To call them pro-choice is simply a misnomer. Always has been. The abortion industry offers women no choice, no pre-natal care, no crisis pregnancy help, the way the proliferation of pregnancy help centers around the country have over the years and decades. The abortion industry offers abortion. Being “personally opposed but…” doesn’t stand and it’s getting old, as Doerflinger so candidly points out.
The same politics are at work in the end of life issues, especially assisted suicide.
In Canada, a Supreme Court decision allowing the practice is being interpreted as requiring doctors to at least make referrals. The advocacy group “Compassion & Choices” [Formerly known as the Hemlock Society] has been in court demanding a similar policy in Vermont.
But at least patients’ own choice is paramount, yes? Well, no...
…where assisted suicide is legal, insurers are placing their thumb on the scale to tilt it toward death.

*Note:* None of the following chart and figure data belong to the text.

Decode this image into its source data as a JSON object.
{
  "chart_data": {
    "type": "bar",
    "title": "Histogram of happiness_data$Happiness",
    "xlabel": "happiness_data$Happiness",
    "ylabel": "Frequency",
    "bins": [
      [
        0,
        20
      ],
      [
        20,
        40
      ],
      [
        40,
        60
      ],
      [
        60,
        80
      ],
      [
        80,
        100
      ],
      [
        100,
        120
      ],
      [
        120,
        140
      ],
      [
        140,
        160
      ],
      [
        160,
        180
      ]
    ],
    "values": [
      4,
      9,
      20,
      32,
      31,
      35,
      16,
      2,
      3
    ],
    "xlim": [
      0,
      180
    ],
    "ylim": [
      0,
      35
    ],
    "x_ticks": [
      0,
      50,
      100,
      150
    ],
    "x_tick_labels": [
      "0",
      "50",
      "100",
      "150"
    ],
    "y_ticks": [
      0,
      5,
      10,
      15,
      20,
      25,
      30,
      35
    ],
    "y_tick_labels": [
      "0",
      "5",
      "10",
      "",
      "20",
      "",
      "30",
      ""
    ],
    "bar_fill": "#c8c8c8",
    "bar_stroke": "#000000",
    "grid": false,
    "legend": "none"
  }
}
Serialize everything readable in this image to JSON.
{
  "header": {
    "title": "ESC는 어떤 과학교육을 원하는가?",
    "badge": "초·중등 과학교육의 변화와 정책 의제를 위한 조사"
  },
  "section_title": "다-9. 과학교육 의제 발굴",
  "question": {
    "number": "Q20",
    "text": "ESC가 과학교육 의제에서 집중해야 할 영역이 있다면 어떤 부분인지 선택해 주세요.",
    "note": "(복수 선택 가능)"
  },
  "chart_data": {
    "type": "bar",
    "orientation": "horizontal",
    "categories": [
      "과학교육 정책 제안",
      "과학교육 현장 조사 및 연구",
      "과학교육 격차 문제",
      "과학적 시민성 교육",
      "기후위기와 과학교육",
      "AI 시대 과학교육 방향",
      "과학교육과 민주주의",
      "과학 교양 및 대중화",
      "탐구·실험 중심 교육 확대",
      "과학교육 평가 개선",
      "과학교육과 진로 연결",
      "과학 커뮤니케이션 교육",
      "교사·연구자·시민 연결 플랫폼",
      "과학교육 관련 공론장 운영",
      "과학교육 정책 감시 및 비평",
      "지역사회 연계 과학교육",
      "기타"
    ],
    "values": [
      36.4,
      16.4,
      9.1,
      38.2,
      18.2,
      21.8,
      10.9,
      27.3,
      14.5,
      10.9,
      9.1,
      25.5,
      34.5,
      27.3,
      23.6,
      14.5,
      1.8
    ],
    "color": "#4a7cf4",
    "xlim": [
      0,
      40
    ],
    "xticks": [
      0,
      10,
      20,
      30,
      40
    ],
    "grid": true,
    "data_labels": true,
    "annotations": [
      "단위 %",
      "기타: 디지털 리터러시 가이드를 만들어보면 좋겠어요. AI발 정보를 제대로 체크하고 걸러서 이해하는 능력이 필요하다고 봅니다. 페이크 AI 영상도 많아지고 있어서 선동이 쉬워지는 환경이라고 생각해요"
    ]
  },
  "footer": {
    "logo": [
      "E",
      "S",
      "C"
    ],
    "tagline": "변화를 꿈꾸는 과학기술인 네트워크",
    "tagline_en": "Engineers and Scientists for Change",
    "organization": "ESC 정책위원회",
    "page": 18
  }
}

Nevada physician Brian Callister says he recently tried to help two of his patients receive potentially life-saving therapy in their home states of Oregon and California – and the insurance company refused to cover the therapy, suggesting that they consider assisted suicide...Oregon’s public health plan has been doing this for years.
Doerflinger does us all a favor by focusing the attention to the clear essentials, to what – for many of us – is stating the obvious.
We’re not debating “choice,” but which view of life will mark our society.
Is human life a gift to be revered, or something to be discarded when it seems unproductive or inconvenient to others? There is still time for all of us to help choose the answer.
Choose wisely. Be intellectually honest.
Sheila Liaugminas writes from Chicago. She is a journalist, author and host of A Closer Look on Relevant Radio.